Friday, April 29, 2011

April 29, 711 - Visigoths Notice Umayyad Invasion

The Gothic kingdom of Hispania had fallen to a time of all but straightforward civil war. King Wittiza had become sole ruler upon the death of his father, Egica, in AD 702. Initially, Wittiza looked to be a good king as he “redressed grievances, moderated the tributes of his subjects, and conducted himself with mingled mildness and energy in the administration of the laws", but after consolidating his powerful, he "showed himself in his true nature, cruel and luxurious," according to biographer/storyteller George Irving. Roderic, a young nobleman who had been exiled to Italy, invaded the kingdom at the behest of the people and usurped Wittiza in 710. Roderic worked to subdue the kingdom, many in the northwest supporting Wittiza's young son Achila II as king, the Basque in the north rebelling, and some in Toledo even supporting Wittiza's half-brother Oppas.
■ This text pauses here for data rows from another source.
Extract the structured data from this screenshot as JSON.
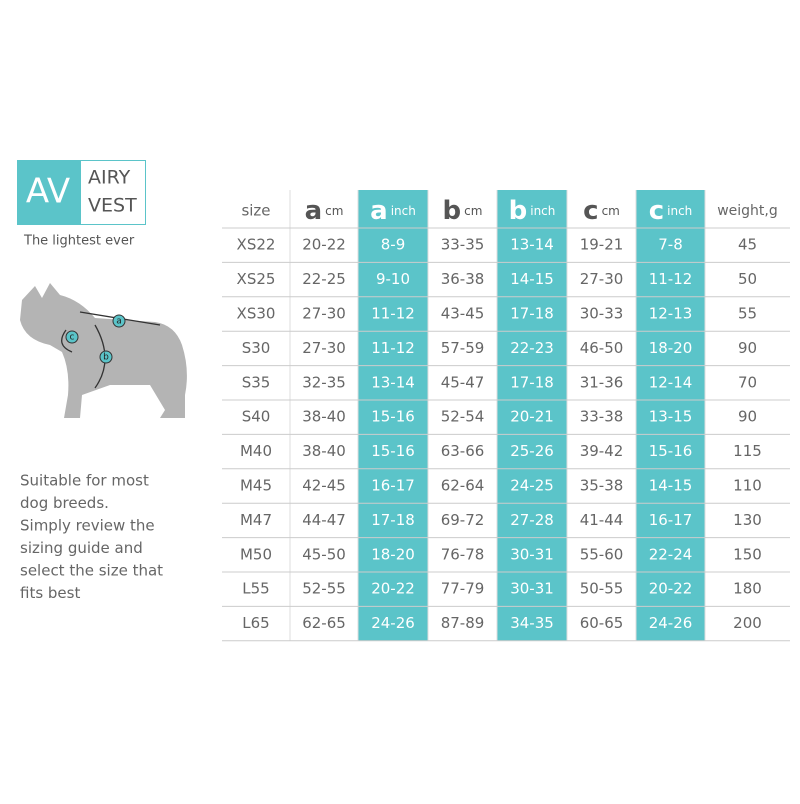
{
  "logo": {
    "mark": "AV",
    "name_line1": "AIRY",
    "name_line2": "VEST",
    "tagline": "The lightest ever"
  },
  "illustration": {
    "labels": [
      "a",
      "b",
      "c"
    ]
  },
  "description": [
    "Suitable for most",
    "dog breeds.",
    "Simply review the",
    "sizing guide and",
    "select the size that",
    "fits best"
  ],
  "table": {
    "header": {
      "size": "size",
      "columns": [
        {
          "letter": "a",
          "unit": "cm"
        },
        {
          "letter": "a",
          "unit": "inch"
        },
        {
          "letter": "b",
          "unit": "cm"
        },
        {
          "letter": "b",
          "unit": "inch"
        },
        {
          "letter": "c",
          "unit": "cm"
        },
        {
          "letter": "c",
          "unit": "inch"
        }
      ],
      "weight": "weight,g"
    },
    "rows": [
      [
        "XS22",
        "20-22",
        "8-9",
        "33-35",
        "13-14",
        "19-21",
        "7-8",
        "45"
      ],
      [
        "XS25",
        "22-25",
        "9-10",
        "36-38",
        "14-15",
        "27-30",
        "11-12",
        "50"
      ],
      [
        "XS30",
        "27-30",
        "11-12",
        "43-45",
        "17-18",
        "30-33",
        "12-13",
        "55"
      ],
      [
        "S30",
        "27-30",
        "11-12",
        "57-59",
        "22-23",
        "46-50",
        "18-20",
        "90"
      ],
      [
        "S35",
        "32-35",
        "13-14",
        "45-47",
        "17-18",
        "31-36",
        "12-14",
        "70"
      ],
      [
        "S40",
        "38-40",
        "15-16",
        "52-54",
        "20-21",
        "33-38",
        "13-15",
        "90"
      ],
      [
        "M40",
        "38-40",
        "15-16",
        "63-66",
        "25-26",
        "39-42",
        "15-16",
        "115"
      ],
      [
        "M45",
        "42-45",
        "16-17",
        "62-64",
        "24-25",
        "35-38",
        "14-15",
        "110"
      ],
      [
        "M47",
        "44-47",
        "17-18",
        "69-72",
        "27-28",
        "41-44",
        "16-17",
        "130"
      ],
      [
        "M50",
        "45-50",
        "18-20",
        "76-78",
        "30-31",
        "55-60",
        "22-24",
        "150"
      ],
      [
        "L55",
        "52-55",
        "20-22",
        "77-79",
        "30-31",
        "50-55",
        "20-22",
        "180"
      ],
      [
        "L65",
        "62-65",
        "24-26",
        "87-89",
        "34-35",
        "60-65",
        "24-26",
        "200"
      ]
    ]
  }
}
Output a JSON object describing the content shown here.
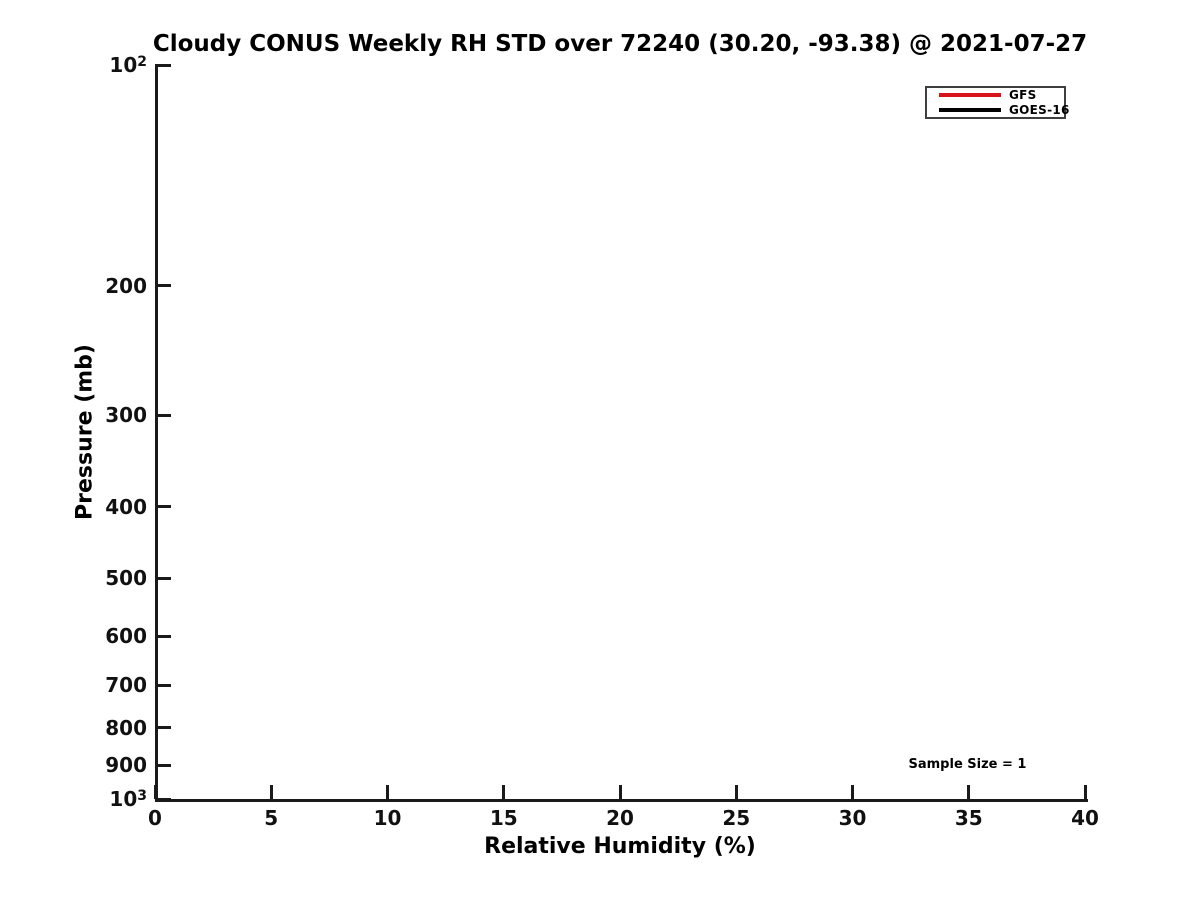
{
  "chart_data": {
    "type": "line",
    "title": "Cloudy CONUS Weekly RH STD over 72240 (30.20, -93.38) @ 2021-07-27",
    "xlabel": "Relative Humidity (%)",
    "ylabel": "Pressure (mb)",
    "xlim": [
      0,
      40
    ],
    "ylim": [
      100,
      1000
    ],
    "xscale": "linear",
    "yscale": "log",
    "y_inverted": true,
    "grid": false,
    "xticks": {
      "values": [
        0,
        5,
        10,
        15,
        20,
        25,
        30,
        35,
        40
      ],
      "labels": [
        "0",
        "5",
        "10",
        "15",
        "20",
        "25",
        "30",
        "35",
        "40"
      ]
    },
    "yticks": {
      "values": [
        100,
        200,
        300,
        400,
        500,
        600,
        700,
        800,
        900,
        1000
      ],
      "labels": [
        "10^2",
        "200",
        "300",
        "400",
        "500",
        "600",
        "700",
        "800",
        "900",
        "10^3"
      ]
    },
    "series": [
      {
        "name": "GFS",
        "color": "#d8141a",
        "x": [],
        "y": []
      },
      {
        "name": "GOES-16",
        "color": "#000000",
        "x": [],
        "y": []
      }
    ],
    "legend": {
      "position": "upper right",
      "entries": [
        {
          "label": "GFS",
          "color": "#d8141a"
        },
        {
          "label": "GOES-16",
          "color": "#000000"
        }
      ]
    },
    "annotations": [
      {
        "text": "Sample Size = 1",
        "x": 35,
        "y": 900
      }
    ]
  },
  "colors": {
    "spine": "#1a1a1a",
    "text": "#000000",
    "background": "#ffffff"
  }
}
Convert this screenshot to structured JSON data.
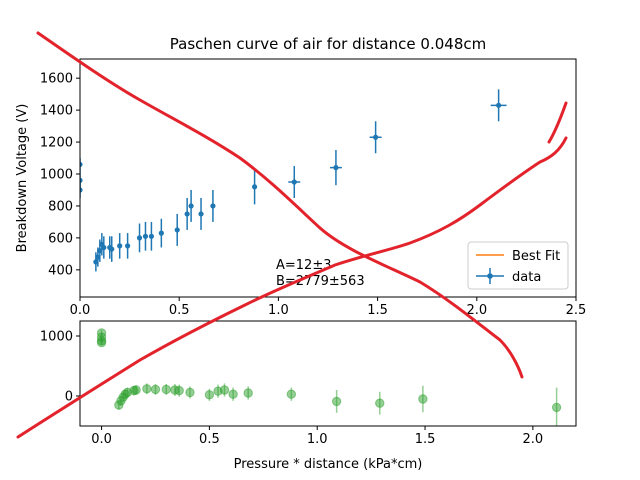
{
  "chart_data": [
    {
      "type": "scatter",
      "title": "Paschen curve of air for distance 0.048cm",
      "xlabel": "",
      "ylabel": "Breakdown Voltage (V)",
      "xlim": [
        0.0,
        2.5
      ],
      "ylim": [
        230,
        1720
      ],
      "xticks": [
        "0.0",
        "0.5",
        "1.0",
        "1.5",
        "2.0",
        "2.5"
      ],
      "xtick_values": [
        0.0,
        0.5,
        1.0,
        1.5,
        2.0,
        2.5
      ],
      "yticks": [
        "400",
        "600",
        "800",
        "1000",
        "1200",
        "1400",
        "1600"
      ],
      "ytick_values": [
        400,
        600,
        800,
        1000,
        1200,
        1400,
        1600
      ],
      "grid": false,
      "legend_position": "lower-right",
      "series": [
        {
          "name": "Best Fit",
          "kind": "line",
          "color": "#ff7f0e",
          "fit_params": {
            "A": 12,
            "B": 2779
          }
        },
        {
          "name": "data",
          "kind": "errorbar",
          "color": "#1f77b4",
          "points": [
            {
              "x": 0.0,
              "y": 1060,
              "yerr": 40,
              "xerr": 0.01
            },
            {
              "x": 0.0,
              "y": 960,
              "yerr": 60,
              "xerr": 0.01
            },
            {
              "x": 0.0,
              "y": 900,
              "yerr": 50,
              "xerr": 0.01
            },
            {
              "x": 0.08,
              "y": 450,
              "yerr": 60,
              "xerr": 0.01
            },
            {
              "x": 0.09,
              "y": 480,
              "yerr": 60,
              "xerr": 0.01
            },
            {
              "x": 0.1,
              "y": 520,
              "yerr": 70,
              "xerr": 0.01
            },
            {
              "x": 0.11,
              "y": 560,
              "yerr": 70,
              "xerr": 0.01
            },
            {
              "x": 0.12,
              "y": 540,
              "yerr": 70,
              "xerr": 0.01
            },
            {
              "x": 0.15,
              "y": 540,
              "yerr": 70,
              "xerr": 0.01
            },
            {
              "x": 0.16,
              "y": 530,
              "yerr": 80,
              "xerr": 0.01
            },
            {
              "x": 0.2,
              "y": 550,
              "yerr": 80,
              "xerr": 0.01
            },
            {
              "x": 0.24,
              "y": 550,
              "yerr": 80,
              "xerr": 0.01
            },
            {
              "x": 0.3,
              "y": 600,
              "yerr": 90,
              "xerr": 0.01
            },
            {
              "x": 0.33,
              "y": 610,
              "yerr": 90,
              "xerr": 0.01
            },
            {
              "x": 0.36,
              "y": 610,
              "yerr": 90,
              "xerr": 0.01
            },
            {
              "x": 0.41,
              "y": 630,
              "yerr": 90,
              "xerr": 0.01
            },
            {
              "x": 0.49,
              "y": 650,
              "yerr": 100,
              "xerr": 0.01
            },
            {
              "x": 0.54,
              "y": 750,
              "yerr": 100,
              "xerr": 0.01
            },
            {
              "x": 0.56,
              "y": 800,
              "yerr": 100,
              "xerr": 0.01
            },
            {
              "x": 0.61,
              "y": 750,
              "yerr": 100,
              "xerr": 0.01
            },
            {
              "x": 0.67,
              "y": 800,
              "yerr": 100,
              "xerr": 0.01
            },
            {
              "x": 0.88,
              "y": 920,
              "yerr": 110,
              "xerr": 0.01
            },
            {
              "x": 1.08,
              "y": 950,
              "yerr": 100,
              "xerr": 0.03
            },
            {
              "x": 1.29,
              "y": 1040,
              "yerr": 110,
              "xerr": 0.03
            },
            {
              "x": 1.49,
              "y": 1230,
              "yerr": 100,
              "xerr": 0.03
            },
            {
              "x": 2.11,
              "y": 1430,
              "yerr": 100,
              "xerr": 0.04
            }
          ]
        }
      ],
      "annotations": [
        "A=12±3",
        "B=2779±563"
      ]
    },
    {
      "type": "scatter",
      "title": "",
      "xlabel": "Pressure * distance (kPa*cm)",
      "ylabel": "",
      "xlim": [
        -0.1,
        2.2
      ],
      "ylim": [
        -500,
        1250
      ],
      "xticks": [
        "0.0",
        "0.5",
        "1.0",
        "1.5",
        "2.0"
      ],
      "xtick_values": [
        0.0,
        0.5,
        1.0,
        1.5,
        2.0
      ],
      "yticks": [
        "0",
        "1000"
      ],
      "ytick_values": [
        0,
        1000
      ],
      "grid": false,
      "series": [
        {
          "name": "",
          "kind": "residuals",
          "color": "#2ca02c",
          "points": [
            {
              "x": 0.0,
              "y": 1050,
              "yerr": 50
            },
            {
              "x": 0.0,
              "y": 980,
              "yerr": 60
            },
            {
              "x": 0.0,
              "y": 920,
              "yerr": 50
            },
            {
              "x": 0.0,
              "y": 890,
              "yerr": 50
            },
            {
              "x": 0.08,
              "y": -150,
              "yerr": 80
            },
            {
              "x": 0.09,
              "y": -80,
              "yerr": 80
            },
            {
              "x": 0.1,
              "y": -20,
              "yerr": 80
            },
            {
              "x": 0.11,
              "y": 30,
              "yerr": 80
            },
            {
              "x": 0.12,
              "y": 60,
              "yerr": 80
            },
            {
              "x": 0.15,
              "y": 90,
              "yerr": 80
            },
            {
              "x": 0.16,
              "y": 100,
              "yerr": 80
            },
            {
              "x": 0.21,
              "y": 120,
              "yerr": 90
            },
            {
              "x": 0.25,
              "y": 110,
              "yerr": 90
            },
            {
              "x": 0.3,
              "y": 110,
              "yerr": 90
            },
            {
              "x": 0.34,
              "y": 100,
              "yerr": 100
            },
            {
              "x": 0.36,
              "y": 90,
              "yerr": 100
            },
            {
              "x": 0.41,
              "y": 60,
              "yerr": 100
            },
            {
              "x": 0.5,
              "y": 20,
              "yerr": 100
            },
            {
              "x": 0.54,
              "y": 80,
              "yerr": 110
            },
            {
              "x": 0.57,
              "y": 100,
              "yerr": 110
            },
            {
              "x": 0.61,
              "y": 30,
              "yerr": 110
            },
            {
              "x": 0.68,
              "y": 50,
              "yerr": 110
            },
            {
              "x": 0.88,
              "y": 30,
              "yerr": 110
            },
            {
              "x": 1.09,
              "y": -90,
              "yerr": 190
            },
            {
              "x": 1.29,
              "y": -120,
              "yerr": 190
            },
            {
              "x": 1.49,
              "y": -50,
              "yerr": 220
            },
            {
              "x": 2.11,
              "y": -190,
              "yerr": 330
            }
          ]
        }
      ]
    }
  ],
  "overlay": {
    "color": "#e3232c",
    "description_only": false
  }
}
Amid the chaos, the Umayyad Caliphate province to the south watched carefully. Governor Musa bin Nusair decided to test the Goths for weakness, ordering an expedition by his Berber general Tariq ibn Ziyad, whose armies had recently converted to Islam and had taken a small foothold at the southern tip of Hispania in a raid months before. Tariq began transporting thousands of troops across the strait from Africa, which the locals took as merchant parties until they noticed the war horses and weapons of an invading army. Word was sent to King Roderic, who was fighting the Basque in the north. Rather than finishing his campaign, he set immediately for the south. On his travels, he realized that the growing might of the unified Muslims could not be stopped by his few loyal lords alone. Over the past decades, the Umayyad Caliphate had swept westward and had taken Tangiers in 705, which allowed them to raid the south of Hispania with immunity. If Roderic's civil war continued, his kingdom would be utterly lost.

Instead of facing the Muslim army alone, Roderic called council in Toledo with his lords and those of the young king Achila as well as the political supporters of other campaigning parties. Since he had invaded Hispania to liberate it from tyranny, Roderic decided he could not hold power in his own hands. Rather than fighting to consolidate, he determined to share strength in a confederation of lords with a dual kingship of himself and Achila. With the army of Tariq marching northwest, the lords agreed, and a charter was drawn up (notoriously as anti-Jewish as it was anti-Muslim) out of organization, self-protection, and unity that would be similar to works achieved by the Franks in later years.

In 712, Tariq's force (estimated by various sources to be between 2,000 and 100,000) met with Roderic's unified army (between 2,900 and 200,000). Although the Berber cavalry were much feared, the larger Goth force cut off their supply trains and slew nearly the whole Muslim force as it retreated back to Africa. Musa bin Nusair determined Hispania's weakness to be solved, and he spent much of the rest of his career maintaining defense from Gothic raids.

Hispania, which would later transition to the Empire of Spain, became a center of strength rivaling the Kingdom of the Franks. As the Viking influence spread over Europe, the Spanish, especially their Gothic ruling minority, adapted to their naval techniques as an invasion force. They expanded through exploration and conquest, such as domination of the Canary Islands as well as wresting the Balearic Islands from the Byzantine Empire. In the Viking/Gothic fashion, they sailed southward for trade and domination, eventually coming to a long series of wars with the Forest Kingdoms of Western Africa.

The Franks, later to be known as French, were caught between the post-Crusade trade dominations of the Spanish to the south and the Italians in the Mediterranean until their own discovery of a New World to the west, where they would build an enormous empire through conquest of the Maya, Aztec, and Inca.


In reality, the locals in Hispania (soon to be dubbed al-Andalus as it was conquered), according to historian Ibn Abd-el-Hakem, took no notice of the Muslim expedition, "thinking that the vessels crossing and recrossing were similar to the trading vessels which for their benefit plied backwards and forwards." By the time King Roderic turned south with his army in 712, Tariq's forces were well readied, and they utterly routed the Goths at the Battle of Guadalette, slaying King Roderic (whom many historians considered abandoned on the field by feudal lords hopeful to take up an empty throne). Order was restored on the tumultuous peninsula, now in the hands of the Caliphate. Centuries later, American Washington Irving would write about the campaign in his Legends of the Conquest of Spain.